PARIS: Le brouillard persiste autour des intentions d'Emmanuel Macron pour ce début d'année, laissant libre cours aux supputations sur un possible remaniement, qui pourrait signer la fin du bail d'Elisabeth Borne à Matignon, et sur son énigmatique "rendez-vous avec la Nation"
Vers un remaniement?
Un ministre important résume l'ambiance: "On entre dans ces périodes où tous ceux qui parlent ne savent rien et ceux qui savent, même qu'un peu, ne parlent pas".
Reste qu'une refonte du dispositif gouvernemental est jugée probable dans le camp présidentiel, y compris par certains qui n'y croyaient pas avant l'adoption dans la douleur de la loi sur l'immigration.
Le chef de l'Etat a déjà entrepris de rafraîchir son équipe à l'Elysée, avec l'arrivée annoncée d'un nouveau directeur de cabinet, l'ex-préfet Patrice Faure, et celle, attendue, de son ancienne plume Jonathan Guémas comme conseiller pour la communication.
Beaucoup se demandent désormais quand le remaniement aura lieu. Le Conseil des ministres de rentrée ayant été reporté de ce mercredi au suivant, le 10 janvier, Emmanuel Macron voudra-t-il redémarrer l'année avec une nouvelle équipe? Ou attendra-t-il le 17 janvier pour connaître le sort du ministre du Travail Olivier Dussopt, qui sera fixé ce jour-là sur l'issue de son procès pour "favoritisme"?
Borne sur la sellette?
La Première ministre pourrait faire les frais de la volonté du président d'ouvrir une nouvelle page plus positive après les réformes compliquées de 2023.
Elisabeth Borne est restée très discrète lors de son déplacement en Guyane pour le Nouvel An, au moment même où, dans ses voeux télévisés au Français, le président la remerciait "tout particulièrement" pour son action - un message interprété par certains comme un hommage avant limogeage.
Qui pour Matignon?
Dans l'incertitude, des noms de possibles successeurs à Matignon circulent, comme ceux des ministres Sébastien Lecornu, Christophe Béchu ou Bruno Le Maire.
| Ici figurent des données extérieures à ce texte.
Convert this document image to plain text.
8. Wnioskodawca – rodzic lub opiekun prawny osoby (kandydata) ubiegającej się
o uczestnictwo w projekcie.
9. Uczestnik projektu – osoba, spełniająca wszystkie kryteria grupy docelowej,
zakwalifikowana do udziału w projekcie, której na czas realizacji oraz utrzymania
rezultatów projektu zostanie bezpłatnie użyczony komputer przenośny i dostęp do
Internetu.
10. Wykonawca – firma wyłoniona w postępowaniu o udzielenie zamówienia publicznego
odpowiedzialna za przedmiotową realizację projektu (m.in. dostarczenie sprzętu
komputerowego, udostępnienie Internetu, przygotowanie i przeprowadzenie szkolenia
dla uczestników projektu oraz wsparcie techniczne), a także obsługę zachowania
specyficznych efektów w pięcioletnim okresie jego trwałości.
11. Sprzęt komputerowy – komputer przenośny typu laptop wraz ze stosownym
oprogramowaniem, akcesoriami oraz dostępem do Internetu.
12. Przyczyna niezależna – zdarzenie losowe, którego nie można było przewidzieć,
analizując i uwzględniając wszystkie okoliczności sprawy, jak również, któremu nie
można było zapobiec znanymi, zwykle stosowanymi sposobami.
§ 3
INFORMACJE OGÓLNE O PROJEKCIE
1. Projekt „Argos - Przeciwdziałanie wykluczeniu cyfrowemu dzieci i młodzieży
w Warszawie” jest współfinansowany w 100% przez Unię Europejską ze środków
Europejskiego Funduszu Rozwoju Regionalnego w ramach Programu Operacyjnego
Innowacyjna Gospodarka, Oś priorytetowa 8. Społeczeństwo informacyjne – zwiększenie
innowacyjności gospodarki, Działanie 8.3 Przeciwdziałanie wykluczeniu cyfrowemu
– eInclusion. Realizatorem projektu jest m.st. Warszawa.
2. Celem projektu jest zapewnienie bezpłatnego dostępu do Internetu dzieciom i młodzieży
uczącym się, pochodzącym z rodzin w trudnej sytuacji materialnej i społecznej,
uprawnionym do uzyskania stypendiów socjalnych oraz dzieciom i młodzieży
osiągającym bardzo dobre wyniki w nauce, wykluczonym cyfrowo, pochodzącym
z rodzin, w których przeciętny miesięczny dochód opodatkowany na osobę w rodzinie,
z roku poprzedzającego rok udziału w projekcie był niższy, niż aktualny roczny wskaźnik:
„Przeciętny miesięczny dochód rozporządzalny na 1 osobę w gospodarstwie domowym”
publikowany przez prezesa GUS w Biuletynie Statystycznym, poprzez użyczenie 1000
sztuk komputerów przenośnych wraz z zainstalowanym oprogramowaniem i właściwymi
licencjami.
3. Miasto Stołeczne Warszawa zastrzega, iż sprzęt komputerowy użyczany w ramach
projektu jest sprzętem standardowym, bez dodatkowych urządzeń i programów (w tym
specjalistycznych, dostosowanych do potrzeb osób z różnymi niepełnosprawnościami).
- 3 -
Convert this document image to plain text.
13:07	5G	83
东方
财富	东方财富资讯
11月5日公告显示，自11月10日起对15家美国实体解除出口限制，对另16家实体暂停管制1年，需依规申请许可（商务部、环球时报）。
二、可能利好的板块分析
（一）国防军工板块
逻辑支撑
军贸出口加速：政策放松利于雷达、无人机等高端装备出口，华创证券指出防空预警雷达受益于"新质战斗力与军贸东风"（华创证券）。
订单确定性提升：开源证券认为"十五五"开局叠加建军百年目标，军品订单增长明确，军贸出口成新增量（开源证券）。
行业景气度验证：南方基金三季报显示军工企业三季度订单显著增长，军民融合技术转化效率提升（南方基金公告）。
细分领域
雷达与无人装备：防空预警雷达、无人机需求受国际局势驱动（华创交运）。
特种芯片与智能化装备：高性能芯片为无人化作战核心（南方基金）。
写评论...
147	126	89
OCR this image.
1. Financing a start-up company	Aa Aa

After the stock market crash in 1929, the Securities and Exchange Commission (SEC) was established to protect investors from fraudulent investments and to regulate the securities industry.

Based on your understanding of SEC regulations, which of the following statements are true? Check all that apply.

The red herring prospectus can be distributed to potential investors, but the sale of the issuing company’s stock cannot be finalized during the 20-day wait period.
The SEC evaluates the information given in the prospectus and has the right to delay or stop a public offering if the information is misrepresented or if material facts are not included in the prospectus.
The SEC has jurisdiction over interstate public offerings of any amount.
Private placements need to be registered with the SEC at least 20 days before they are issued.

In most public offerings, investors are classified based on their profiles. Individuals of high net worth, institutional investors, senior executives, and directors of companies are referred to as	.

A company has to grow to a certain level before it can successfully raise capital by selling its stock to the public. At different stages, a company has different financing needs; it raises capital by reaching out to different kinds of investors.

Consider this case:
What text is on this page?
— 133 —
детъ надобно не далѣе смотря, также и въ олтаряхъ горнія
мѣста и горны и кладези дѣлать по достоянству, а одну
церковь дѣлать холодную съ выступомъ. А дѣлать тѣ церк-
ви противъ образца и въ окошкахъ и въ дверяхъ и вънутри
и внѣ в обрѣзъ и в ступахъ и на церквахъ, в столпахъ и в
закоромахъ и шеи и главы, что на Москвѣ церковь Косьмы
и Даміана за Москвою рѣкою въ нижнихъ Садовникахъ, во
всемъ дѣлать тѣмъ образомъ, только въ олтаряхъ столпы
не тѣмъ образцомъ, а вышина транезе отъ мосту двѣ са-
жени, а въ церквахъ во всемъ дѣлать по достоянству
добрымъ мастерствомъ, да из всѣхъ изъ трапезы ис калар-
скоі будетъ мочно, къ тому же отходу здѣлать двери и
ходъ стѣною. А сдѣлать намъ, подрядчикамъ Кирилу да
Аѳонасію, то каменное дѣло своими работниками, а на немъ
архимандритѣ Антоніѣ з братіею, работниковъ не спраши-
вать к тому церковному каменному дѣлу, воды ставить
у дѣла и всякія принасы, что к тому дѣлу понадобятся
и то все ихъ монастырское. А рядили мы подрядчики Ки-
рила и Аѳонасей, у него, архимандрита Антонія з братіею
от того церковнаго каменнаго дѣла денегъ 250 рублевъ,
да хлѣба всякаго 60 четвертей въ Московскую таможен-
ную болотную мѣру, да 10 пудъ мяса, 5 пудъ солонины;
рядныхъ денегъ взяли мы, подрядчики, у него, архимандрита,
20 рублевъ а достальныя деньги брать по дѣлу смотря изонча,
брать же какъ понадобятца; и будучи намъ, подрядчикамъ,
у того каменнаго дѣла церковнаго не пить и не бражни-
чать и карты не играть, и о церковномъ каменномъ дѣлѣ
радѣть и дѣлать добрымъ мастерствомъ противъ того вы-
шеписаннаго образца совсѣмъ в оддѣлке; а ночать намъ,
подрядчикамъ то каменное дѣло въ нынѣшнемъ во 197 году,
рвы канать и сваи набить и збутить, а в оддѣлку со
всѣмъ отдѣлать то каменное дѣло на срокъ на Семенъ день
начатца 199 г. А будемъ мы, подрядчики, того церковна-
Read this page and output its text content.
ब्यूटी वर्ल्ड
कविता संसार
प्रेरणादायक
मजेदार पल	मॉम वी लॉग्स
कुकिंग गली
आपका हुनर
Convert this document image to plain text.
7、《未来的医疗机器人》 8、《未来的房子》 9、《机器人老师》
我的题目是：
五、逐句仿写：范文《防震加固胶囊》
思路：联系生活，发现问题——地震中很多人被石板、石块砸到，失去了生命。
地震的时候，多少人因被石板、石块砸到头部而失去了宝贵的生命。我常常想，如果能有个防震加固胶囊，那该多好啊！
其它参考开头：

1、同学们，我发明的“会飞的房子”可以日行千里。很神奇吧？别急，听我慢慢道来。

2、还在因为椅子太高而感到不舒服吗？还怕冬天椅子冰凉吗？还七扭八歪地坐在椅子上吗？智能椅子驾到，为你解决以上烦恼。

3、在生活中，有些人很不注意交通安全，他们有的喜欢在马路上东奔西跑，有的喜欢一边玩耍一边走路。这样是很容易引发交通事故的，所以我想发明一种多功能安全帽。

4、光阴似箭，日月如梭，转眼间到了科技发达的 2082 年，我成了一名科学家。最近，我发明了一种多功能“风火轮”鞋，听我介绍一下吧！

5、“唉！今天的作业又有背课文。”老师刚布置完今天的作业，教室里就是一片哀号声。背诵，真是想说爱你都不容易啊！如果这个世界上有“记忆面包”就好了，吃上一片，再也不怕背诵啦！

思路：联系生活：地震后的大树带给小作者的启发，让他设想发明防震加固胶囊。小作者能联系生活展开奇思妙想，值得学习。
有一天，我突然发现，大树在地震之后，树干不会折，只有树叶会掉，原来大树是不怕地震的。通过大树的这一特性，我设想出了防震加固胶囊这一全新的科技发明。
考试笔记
Sans que l'on sache si ces hypothèses sont réelles, poussées par les intéressés et leurs soutiens ou, au contraire, par leurs rivaux pour leur faire du tort.
L'entourage de Sébastien Lecornu, rouage discret mais apprécié au sommet de l'Etat, souligne laconiquement qu'il "acceptera ce que Macron lui demandera", même s'il "aime son portefeuille à la Défense". Celui de Christophe Béchu se réjouit de voir "son nom cité dans la presse comme Premier ministrable" après des débuts chahutés à la Transition écologique.
Dans les deux cas, "pas sûr que les Français perçoivent un vrai changement", ni qu'il s'agisse de personnalités capables de mener la bataille des élections européennes de juin face à un Rassemblement national qui a le vent en poupe, prévient un cadre macroniste de la première heure.
Ce dernier mise plutôt sur Bruno Le Maire. Avec deux obstacles pour le ministre de l'Economie: "sa capacité à rassembler la majorité" après avoir poussé une ligne à droite, et la réticence manifestée jusqu'ici par le président à "confier les clés à un vrai politique".
A moins que, faute de solution idéale, Elisabeth Borne grignote un nouveau sursis.
Fin de la grogne ministérielle?
En petit comité, le président n'a pas caché son agacement face aux ministres de l'aile gauche qui ont manifesté leur grogne sur la loi immigration, certains menaçant de démissionner.
Celui des Transports Clément Beaune, qui avait organisé un dîner avec ses collègues hostiles au texte, ne s'est toujours pas expliqué publiquement. Celui du Logement Patrice Vergriete se montre concentré dans son couloir ministériel et a eu mercredi un rendez-vous avec Elisabeth Borne pour avancer sur ses dossiers.
Qu'attendre du "rendez-vous" de Macron?
Les voeux d'Emmanuel Macron n'ont pas dissipé le mystère autour du "rendez-vous avec la Nation" promis pour janvier. Et la plupart de ses soutiens avouent ne rien savoir de ce qu'il mijote.
Tout juste commence-t-on à comprendre que cette énième initiative présidentielle pourrait être une forme de réponse au processus de "décivilisation" qu'il déplore dans la société. Il a évoqué un lien avec l'école, "la mère des batailles", et un nécessaire "réarmement civique" aux contours encore flous.
Le chef de l'Etat doit s'exprimer vendredi pour l'hommage à l'ex-président de la Commission européenne Jacques Delors, puis la traditionnelle galette de l'Elysée. Mais il faudra attendre au mieux la semaine prochaine pour en savoir plus sur ce "rendez-vous" qui pourrait être perlé tout au long du mois.